Among the supporting roles, baritone Aleksander Nohr made an endearing Wreck, projecting both physical bravado and a touching lack of intellectual sophistication, while tenor Rory Green offered a Robert Baker of lyrical sincerity, his timbre lending warmth to a character often played for diffidence alone.
Keast’s reading of “Wonderful Town” emphasized its stylistic plurality. Already in the overture, he drew out the “Ohio” motif as a kind of gravitational center, a reminder of the provincial origins that haunt the sisters’ metropolitan adventures. Elsewhere, he relished the score’s kaleidoscope of idioms: jazz-inflected rhythms snapping into focus, Latin undercurrents surfacing in ensemble numbers, and Broadway lyricism unfolding with unforced grace.
The culmination came, appropriately, in excess. The encore of “Conga!” erupted into a collective act of abandon. Soloists, chorus, and even conductor joined in the choreography, dissolving the formal barriers of concert presentation. This energy jumped the stage and the entire audience stood, clapped and danced along.
Talk About a Hot House!
The setting itself contributed to the experience. The Oslo Opera House, its exterior famously resembling a marble iceberg rising from the fjord, encloses a warm, wood-paneled auditorium whose acoustics favor both clarity and bloom. It is a space that rewards dynamic extremes, and Keast exploited this to full effect, allowing climaxes to blaze without ever obscuring detail.

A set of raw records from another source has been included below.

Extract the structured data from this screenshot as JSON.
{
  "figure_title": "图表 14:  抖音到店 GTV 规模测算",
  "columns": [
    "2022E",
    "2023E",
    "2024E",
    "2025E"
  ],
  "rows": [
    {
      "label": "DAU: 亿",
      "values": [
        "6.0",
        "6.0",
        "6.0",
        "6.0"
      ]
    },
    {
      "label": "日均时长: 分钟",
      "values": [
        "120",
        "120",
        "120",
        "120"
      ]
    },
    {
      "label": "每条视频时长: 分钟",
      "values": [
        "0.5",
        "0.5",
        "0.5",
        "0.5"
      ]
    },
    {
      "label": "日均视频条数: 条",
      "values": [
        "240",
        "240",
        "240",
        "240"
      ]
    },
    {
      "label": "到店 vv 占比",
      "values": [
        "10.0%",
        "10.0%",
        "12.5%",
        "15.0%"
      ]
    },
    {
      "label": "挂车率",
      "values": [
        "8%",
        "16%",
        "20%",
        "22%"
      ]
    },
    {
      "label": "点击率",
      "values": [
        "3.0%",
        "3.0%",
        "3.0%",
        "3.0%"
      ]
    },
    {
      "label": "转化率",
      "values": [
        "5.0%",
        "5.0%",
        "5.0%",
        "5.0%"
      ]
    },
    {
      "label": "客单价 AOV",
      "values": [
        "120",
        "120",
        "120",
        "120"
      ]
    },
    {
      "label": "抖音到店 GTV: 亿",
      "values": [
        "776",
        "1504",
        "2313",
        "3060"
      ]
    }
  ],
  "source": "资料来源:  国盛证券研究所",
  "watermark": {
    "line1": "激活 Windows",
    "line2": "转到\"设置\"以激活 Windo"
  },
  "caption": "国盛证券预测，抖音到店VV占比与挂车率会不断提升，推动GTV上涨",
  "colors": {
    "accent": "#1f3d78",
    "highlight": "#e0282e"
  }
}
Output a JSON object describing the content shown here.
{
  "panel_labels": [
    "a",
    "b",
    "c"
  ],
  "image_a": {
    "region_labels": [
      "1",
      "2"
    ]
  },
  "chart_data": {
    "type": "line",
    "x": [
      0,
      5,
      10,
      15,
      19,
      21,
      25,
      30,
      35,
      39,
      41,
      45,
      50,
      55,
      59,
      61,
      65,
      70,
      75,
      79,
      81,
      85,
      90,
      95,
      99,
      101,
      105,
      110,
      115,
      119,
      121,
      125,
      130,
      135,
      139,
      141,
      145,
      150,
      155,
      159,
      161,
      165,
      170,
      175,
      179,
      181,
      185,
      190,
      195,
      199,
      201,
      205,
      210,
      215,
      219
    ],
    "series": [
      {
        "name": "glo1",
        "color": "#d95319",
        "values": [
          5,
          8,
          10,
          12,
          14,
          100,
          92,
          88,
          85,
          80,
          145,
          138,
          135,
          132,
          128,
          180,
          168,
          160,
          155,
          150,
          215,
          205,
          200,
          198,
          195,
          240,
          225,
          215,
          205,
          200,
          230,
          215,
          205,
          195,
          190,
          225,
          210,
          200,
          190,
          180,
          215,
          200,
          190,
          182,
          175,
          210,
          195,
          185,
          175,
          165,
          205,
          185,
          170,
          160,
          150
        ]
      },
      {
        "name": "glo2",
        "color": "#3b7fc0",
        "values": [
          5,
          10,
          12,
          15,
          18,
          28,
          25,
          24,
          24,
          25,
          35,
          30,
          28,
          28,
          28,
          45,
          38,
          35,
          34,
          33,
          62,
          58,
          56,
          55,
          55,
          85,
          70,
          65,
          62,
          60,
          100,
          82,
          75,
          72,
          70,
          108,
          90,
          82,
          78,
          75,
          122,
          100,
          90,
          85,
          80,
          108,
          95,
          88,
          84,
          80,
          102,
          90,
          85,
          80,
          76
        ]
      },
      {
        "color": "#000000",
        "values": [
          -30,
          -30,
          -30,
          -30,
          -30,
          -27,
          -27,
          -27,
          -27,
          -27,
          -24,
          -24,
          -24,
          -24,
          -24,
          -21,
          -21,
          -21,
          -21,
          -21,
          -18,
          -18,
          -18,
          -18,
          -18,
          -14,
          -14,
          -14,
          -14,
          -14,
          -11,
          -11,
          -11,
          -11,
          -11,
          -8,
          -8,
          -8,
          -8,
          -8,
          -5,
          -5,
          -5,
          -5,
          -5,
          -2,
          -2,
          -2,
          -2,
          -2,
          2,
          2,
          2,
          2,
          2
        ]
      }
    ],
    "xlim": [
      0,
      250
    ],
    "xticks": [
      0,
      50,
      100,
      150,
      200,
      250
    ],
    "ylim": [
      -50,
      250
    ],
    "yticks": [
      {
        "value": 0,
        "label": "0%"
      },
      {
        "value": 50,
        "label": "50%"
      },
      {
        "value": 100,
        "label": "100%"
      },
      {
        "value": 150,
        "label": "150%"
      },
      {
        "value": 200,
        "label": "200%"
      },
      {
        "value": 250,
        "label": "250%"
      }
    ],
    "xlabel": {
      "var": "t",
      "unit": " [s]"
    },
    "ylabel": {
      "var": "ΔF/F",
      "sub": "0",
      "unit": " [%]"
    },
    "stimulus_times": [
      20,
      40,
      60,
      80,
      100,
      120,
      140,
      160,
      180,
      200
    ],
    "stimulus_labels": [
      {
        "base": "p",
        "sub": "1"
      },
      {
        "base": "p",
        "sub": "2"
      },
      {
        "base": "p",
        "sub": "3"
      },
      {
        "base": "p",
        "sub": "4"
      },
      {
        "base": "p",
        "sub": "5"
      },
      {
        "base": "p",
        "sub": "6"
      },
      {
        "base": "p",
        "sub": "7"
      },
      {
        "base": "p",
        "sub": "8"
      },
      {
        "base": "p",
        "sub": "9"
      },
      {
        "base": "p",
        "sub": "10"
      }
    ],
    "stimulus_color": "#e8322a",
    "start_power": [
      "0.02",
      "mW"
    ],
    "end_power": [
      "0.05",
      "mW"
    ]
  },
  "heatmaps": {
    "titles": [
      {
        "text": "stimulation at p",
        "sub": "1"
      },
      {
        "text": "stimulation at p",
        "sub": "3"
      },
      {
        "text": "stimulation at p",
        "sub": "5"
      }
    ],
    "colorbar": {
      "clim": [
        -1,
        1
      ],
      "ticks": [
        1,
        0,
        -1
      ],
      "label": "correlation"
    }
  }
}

In retrospect, what distinguished the evening was not merely its high voltage but its refusal to domesticate Bernstein. Rather than smoothing over the stylistic fractures — the oscillation between jazz and symphonic writing, between irony and sincerity — Keast and the team allowed them to remain audible, even productive. The result was a portrait of Bernstein not as a reconciled figure, but as a composer perpetually in motion, negotiating the fault lines of American musical identity.